$A=m\times n$ matrix. $B = n\times p$ matrix. Prove that the rank of of the product $AB$ is at most equal to the rank of $B$.
Current state of my work:
(1) First idea: show that the kernel of $B$, $k(B)$, is contained in $k(AB)$. Let $x$ denote an arbitrary element in $k(B)$. Then $ABx = A(Bx) = $A(0) = 0, where 0 is the zero element. Thus, every element of $k(B)$ is in $k(AB)$. Thus the kernel of $B$ is contained in $k(AB)$.
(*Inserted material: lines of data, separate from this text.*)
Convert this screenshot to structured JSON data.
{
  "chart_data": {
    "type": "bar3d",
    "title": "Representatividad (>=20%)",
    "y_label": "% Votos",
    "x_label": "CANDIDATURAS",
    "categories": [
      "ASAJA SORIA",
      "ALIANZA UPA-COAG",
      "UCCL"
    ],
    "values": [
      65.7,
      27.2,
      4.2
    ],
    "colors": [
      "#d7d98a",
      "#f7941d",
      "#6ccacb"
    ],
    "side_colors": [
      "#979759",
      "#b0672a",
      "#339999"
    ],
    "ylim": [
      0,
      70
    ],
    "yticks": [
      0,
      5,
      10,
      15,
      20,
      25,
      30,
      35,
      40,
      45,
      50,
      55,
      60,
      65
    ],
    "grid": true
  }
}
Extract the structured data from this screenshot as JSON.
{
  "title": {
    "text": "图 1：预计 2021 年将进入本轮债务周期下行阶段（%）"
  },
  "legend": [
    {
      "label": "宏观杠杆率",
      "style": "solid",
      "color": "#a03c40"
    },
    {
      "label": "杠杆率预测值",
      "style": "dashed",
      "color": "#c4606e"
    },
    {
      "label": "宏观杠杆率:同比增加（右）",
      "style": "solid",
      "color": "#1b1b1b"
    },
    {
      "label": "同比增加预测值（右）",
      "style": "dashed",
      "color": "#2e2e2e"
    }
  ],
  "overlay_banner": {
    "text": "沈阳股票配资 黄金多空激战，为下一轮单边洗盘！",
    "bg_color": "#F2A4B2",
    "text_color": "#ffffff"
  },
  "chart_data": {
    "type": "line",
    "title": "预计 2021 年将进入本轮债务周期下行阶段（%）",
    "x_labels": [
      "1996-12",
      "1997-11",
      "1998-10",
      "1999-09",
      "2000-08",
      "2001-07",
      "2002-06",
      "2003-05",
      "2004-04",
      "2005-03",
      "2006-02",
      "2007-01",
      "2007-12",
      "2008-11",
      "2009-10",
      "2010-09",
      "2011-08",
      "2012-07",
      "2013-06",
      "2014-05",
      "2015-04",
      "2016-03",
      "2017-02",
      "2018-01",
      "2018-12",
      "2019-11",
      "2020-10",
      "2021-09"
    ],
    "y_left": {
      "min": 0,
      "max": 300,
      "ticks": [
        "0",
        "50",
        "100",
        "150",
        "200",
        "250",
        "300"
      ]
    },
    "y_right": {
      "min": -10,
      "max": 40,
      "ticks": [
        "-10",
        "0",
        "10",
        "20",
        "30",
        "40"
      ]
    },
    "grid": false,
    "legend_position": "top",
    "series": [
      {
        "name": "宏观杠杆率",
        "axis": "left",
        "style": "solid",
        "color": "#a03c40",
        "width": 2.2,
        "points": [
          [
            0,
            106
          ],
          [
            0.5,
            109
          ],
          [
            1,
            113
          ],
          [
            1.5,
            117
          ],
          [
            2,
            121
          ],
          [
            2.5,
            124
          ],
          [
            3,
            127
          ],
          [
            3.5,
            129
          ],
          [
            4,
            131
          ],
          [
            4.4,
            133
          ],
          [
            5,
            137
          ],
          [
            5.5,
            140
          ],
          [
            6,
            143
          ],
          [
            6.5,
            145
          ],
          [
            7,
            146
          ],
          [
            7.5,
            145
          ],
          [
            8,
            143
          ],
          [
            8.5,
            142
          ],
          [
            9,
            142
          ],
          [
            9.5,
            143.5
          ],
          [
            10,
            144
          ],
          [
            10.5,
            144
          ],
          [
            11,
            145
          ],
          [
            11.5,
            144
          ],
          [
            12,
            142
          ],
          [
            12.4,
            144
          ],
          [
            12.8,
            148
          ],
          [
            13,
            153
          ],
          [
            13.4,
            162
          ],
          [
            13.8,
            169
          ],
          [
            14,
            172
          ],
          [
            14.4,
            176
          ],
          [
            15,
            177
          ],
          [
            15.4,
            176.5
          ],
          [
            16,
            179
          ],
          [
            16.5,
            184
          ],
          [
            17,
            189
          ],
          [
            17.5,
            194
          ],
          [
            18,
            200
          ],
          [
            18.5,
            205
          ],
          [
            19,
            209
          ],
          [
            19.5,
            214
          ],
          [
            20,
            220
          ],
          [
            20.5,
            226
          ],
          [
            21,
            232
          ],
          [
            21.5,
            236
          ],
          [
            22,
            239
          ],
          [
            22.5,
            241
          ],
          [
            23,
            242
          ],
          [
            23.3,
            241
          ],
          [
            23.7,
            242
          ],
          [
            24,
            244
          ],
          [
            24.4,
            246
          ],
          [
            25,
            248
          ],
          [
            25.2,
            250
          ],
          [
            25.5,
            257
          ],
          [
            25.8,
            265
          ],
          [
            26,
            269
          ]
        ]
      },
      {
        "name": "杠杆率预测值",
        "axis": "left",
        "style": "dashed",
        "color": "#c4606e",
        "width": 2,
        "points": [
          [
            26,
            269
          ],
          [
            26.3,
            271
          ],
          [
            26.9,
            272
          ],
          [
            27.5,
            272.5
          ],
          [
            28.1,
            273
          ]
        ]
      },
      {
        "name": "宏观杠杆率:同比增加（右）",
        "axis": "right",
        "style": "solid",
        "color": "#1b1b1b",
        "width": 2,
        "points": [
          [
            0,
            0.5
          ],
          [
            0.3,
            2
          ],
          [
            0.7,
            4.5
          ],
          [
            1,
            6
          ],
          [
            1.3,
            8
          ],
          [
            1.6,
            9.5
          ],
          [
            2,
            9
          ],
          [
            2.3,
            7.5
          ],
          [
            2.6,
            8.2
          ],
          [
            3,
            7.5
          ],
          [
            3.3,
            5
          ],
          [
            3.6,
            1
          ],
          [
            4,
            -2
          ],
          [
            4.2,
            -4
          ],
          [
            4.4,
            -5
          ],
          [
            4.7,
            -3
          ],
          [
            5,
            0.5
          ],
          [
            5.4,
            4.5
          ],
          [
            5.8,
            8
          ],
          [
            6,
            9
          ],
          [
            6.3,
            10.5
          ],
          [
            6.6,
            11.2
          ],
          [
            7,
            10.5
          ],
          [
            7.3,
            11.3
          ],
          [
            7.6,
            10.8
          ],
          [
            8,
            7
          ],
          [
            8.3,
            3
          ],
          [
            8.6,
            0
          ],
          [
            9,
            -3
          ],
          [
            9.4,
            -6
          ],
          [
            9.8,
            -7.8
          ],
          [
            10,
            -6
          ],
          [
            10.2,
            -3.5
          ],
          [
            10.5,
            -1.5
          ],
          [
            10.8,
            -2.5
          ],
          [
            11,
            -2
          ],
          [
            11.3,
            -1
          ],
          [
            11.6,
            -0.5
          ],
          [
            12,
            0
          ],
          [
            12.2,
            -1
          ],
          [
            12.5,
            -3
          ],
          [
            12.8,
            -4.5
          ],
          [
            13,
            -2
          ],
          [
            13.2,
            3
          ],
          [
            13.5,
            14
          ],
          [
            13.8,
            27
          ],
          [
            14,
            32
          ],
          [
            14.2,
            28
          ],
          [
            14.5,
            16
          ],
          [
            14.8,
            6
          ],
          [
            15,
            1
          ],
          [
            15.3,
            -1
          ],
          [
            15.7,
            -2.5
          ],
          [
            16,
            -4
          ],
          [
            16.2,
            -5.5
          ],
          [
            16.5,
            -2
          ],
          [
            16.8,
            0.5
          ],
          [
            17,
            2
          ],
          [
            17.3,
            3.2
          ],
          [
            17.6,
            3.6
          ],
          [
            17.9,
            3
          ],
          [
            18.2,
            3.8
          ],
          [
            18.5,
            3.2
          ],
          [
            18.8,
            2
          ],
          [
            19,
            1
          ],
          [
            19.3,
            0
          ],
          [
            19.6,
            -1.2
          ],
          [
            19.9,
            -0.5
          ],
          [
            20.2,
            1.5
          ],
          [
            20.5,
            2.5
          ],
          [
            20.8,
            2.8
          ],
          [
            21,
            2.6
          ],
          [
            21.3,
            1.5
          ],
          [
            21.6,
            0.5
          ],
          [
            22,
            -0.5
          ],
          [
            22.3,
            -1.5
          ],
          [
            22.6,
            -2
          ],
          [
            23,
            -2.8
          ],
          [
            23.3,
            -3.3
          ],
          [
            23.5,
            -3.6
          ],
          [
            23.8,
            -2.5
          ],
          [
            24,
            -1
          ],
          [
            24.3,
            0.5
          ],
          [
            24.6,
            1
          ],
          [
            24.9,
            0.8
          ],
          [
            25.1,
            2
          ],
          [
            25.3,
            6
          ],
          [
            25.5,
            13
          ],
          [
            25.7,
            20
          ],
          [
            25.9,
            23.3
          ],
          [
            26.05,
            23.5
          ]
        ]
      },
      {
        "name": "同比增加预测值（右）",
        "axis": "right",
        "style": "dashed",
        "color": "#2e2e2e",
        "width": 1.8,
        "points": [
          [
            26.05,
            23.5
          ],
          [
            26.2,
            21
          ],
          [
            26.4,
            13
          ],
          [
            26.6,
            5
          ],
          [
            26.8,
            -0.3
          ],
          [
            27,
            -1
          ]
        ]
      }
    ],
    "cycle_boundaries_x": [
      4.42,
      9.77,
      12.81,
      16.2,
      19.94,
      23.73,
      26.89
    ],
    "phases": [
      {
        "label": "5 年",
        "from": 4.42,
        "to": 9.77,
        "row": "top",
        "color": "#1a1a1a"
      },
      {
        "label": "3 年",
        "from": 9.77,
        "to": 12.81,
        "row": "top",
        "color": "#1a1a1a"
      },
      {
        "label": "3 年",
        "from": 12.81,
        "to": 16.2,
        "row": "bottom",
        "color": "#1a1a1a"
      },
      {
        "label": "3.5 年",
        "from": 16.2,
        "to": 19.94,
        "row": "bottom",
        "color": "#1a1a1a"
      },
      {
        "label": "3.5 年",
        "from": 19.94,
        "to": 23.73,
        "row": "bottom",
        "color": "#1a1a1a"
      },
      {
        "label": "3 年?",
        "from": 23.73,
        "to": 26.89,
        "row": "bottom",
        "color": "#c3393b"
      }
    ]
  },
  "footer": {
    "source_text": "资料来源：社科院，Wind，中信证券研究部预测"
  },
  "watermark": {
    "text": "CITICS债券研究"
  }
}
(2) Second idea: Explain why the nullity of $B$ is at most the nullity of $AB$. This follows from (1). If nullity of $B >$ the nullity of $AB$, then there would be some elements of $k(B)$ not expressed in $k(AB)$. But this can't be so since (1) shows that every element of $k(B) \in k(AB)$.
(3) Last idea: Use the rank-nullity theorem. This is where I get stuck. The only thing I can come up with is Dim(domain(AB)) = k(AB) + rank(AB). $k(AB) \geq k(B)$. So $Dim(domain(AB)) \geq k(B) + rank(AB)$.
So I'm stuck. Also, feedback on (1), (2) is appreciated.
Identifying a matrix with its corresponding linear map, the rank of a map $A:\mathbb{R}^n \to \mathbb{R}^m$ is just $\dim (\operatorname{im} A)$. The required statement follows immediately. The rank-nullity theorem allows you make the same argument in terms of $\dim (\ker A)$ rather than $\dim (\operatorname{im} A)$, which looks like the argument in your post.